Slowly, but increasingly, from the end of the 18th century, feminists began to contest
this situation. The more they contested it, the more it became increasingly obvious that
these attitudes extended into the whole of the culture: social relations, politics, law,
medicine, the « arts, popular and academic knowledges.

As a politics and a practice, feminism has not involved a single system of thought, inspired
by a single founder, as was the case with Marxism or psychoanalysis. It has rather been a
collective work, developed by different women in different directions: its projects have been
directed at a whole range of phenomena of injustice, from domestic violence to law and
language to philosophy. Feminists have also had to contend with the fact that relations
between women themselves are not equal and can in certain respects duplicate the same kinds
of power hierarchies that exist between women and men. Yet at the same time, broadly
speaking feminism has been a collective movement in which women from many
different walks of life have worked towards common goals, namely the emancipation
and empowerment of women, the right to make decisions that affect their own lives, and
the right to have equal access to the law, to education, to medicine, to the workplace, in
the process changing those institutions themselves so that they no longer continue to
represent only male interests and perspectives.
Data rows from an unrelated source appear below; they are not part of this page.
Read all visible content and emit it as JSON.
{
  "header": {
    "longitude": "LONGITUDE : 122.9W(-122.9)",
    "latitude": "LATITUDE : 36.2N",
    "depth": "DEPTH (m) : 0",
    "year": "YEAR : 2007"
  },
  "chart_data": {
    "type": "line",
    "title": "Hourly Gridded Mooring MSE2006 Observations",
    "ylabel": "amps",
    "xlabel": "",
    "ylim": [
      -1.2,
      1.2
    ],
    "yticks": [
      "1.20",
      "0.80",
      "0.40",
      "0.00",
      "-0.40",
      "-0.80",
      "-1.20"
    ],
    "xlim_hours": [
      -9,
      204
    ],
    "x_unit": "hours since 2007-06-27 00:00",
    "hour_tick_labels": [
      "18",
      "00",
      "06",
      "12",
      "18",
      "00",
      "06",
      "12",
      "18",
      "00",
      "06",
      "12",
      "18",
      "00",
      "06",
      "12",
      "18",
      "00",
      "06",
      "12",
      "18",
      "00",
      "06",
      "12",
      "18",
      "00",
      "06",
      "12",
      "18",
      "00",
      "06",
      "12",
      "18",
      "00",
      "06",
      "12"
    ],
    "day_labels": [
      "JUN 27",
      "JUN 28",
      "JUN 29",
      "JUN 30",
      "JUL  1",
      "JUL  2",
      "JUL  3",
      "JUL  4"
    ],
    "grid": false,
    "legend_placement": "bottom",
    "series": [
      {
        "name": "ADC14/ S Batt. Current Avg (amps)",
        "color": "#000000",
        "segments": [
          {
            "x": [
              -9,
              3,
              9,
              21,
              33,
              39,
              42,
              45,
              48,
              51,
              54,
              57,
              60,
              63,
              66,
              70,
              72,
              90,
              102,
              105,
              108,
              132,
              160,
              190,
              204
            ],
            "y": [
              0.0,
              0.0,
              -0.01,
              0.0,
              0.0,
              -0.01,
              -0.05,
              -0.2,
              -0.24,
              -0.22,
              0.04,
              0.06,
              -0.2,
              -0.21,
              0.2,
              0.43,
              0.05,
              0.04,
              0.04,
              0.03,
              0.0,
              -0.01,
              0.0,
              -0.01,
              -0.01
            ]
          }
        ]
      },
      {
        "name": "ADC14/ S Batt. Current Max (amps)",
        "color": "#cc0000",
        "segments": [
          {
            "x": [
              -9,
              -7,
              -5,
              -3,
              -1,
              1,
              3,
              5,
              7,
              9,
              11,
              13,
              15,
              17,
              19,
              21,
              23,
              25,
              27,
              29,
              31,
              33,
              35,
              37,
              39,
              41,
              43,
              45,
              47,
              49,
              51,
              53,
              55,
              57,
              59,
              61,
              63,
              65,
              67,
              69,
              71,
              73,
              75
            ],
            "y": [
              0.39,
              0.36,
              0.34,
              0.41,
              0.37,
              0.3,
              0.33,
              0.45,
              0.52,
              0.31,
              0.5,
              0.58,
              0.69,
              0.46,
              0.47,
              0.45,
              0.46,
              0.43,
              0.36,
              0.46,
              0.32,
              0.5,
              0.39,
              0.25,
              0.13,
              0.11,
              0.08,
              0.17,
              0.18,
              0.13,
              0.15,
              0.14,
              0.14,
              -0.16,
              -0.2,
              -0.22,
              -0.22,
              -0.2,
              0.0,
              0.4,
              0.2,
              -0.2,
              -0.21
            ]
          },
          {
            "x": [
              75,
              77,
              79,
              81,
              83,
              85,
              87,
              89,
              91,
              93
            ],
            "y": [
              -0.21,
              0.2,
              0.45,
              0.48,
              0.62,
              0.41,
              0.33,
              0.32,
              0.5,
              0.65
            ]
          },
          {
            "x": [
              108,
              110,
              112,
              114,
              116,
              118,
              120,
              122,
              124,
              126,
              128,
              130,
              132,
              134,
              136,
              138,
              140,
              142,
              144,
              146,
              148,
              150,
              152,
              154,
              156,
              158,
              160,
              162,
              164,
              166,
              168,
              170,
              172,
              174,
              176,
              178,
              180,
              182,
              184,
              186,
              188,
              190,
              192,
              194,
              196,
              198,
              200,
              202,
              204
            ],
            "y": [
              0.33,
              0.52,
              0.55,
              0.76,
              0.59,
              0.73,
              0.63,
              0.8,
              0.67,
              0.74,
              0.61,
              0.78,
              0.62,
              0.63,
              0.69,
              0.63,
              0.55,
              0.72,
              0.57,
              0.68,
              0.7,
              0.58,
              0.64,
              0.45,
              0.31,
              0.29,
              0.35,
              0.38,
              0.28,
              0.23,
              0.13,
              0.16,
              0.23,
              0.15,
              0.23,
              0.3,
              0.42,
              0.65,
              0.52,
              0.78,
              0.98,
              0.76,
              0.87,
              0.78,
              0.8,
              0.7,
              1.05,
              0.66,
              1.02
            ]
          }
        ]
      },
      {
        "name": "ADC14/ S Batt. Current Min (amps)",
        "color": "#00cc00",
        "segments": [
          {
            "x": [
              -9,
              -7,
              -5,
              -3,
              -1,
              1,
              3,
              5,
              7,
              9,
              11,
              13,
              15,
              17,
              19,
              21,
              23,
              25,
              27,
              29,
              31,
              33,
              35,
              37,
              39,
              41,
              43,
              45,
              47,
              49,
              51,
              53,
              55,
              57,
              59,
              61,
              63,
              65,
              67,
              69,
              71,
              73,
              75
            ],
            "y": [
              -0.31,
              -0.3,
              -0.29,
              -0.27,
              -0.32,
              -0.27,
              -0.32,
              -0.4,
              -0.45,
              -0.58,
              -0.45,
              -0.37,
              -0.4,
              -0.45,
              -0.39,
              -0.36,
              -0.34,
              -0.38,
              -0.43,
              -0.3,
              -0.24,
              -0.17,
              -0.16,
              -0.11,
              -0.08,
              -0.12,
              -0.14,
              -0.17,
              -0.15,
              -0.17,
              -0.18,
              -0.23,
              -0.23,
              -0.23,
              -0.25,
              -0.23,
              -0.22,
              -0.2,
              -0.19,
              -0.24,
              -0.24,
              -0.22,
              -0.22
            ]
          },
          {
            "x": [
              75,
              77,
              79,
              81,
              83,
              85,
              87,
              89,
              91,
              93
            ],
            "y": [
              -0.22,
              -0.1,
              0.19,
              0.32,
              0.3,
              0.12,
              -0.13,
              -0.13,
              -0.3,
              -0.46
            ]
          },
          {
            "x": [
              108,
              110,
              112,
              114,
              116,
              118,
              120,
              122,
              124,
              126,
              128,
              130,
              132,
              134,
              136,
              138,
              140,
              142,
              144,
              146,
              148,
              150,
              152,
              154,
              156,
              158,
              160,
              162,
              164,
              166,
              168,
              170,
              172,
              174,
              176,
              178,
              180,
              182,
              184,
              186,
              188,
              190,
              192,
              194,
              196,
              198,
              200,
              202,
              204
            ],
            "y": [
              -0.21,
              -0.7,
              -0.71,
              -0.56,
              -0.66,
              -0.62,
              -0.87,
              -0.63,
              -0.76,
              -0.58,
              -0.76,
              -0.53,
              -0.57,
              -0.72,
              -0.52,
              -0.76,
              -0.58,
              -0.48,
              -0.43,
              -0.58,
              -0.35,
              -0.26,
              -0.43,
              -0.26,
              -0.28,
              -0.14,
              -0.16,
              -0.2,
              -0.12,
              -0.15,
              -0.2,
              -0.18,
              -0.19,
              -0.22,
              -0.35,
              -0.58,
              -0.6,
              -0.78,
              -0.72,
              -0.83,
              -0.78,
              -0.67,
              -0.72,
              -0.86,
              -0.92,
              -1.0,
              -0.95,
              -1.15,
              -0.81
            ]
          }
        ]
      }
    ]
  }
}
In a comparable way, postcolonial theory involves a conceptual reorientation towards
the perspectives of knowledges, as well as needs, developed outside the west. It is
concerned with developing the driving ideas of a political practice morally committed to
transforming the conditions of exploitation and poverty in which large sections of the
world's population live out their daily lives. Some of this theoretical work has gained a
reputation for obscurity and for involving complex ideas that ordinary people are not able to
understand. When faced with the authority of theory produced by academics, people often
assume that their own difficulties of comprehension arise from a deficiency in themselves.
This is unfortunate, since many of these ideas were never produced by |academics in the first
place and can be understood relatively easily once the actual situations that they describe are
understood. For this reason, this book seeks to introduce postcolonialism in a way not
attempted before: rather than explaining it top down, that is elaborating the theory in abstract
terms and then giving a few examples, it seeks to follow the larger politics of postcolonialism
which are fundamentally populist and affirm the worth of ordinary people and their cultures.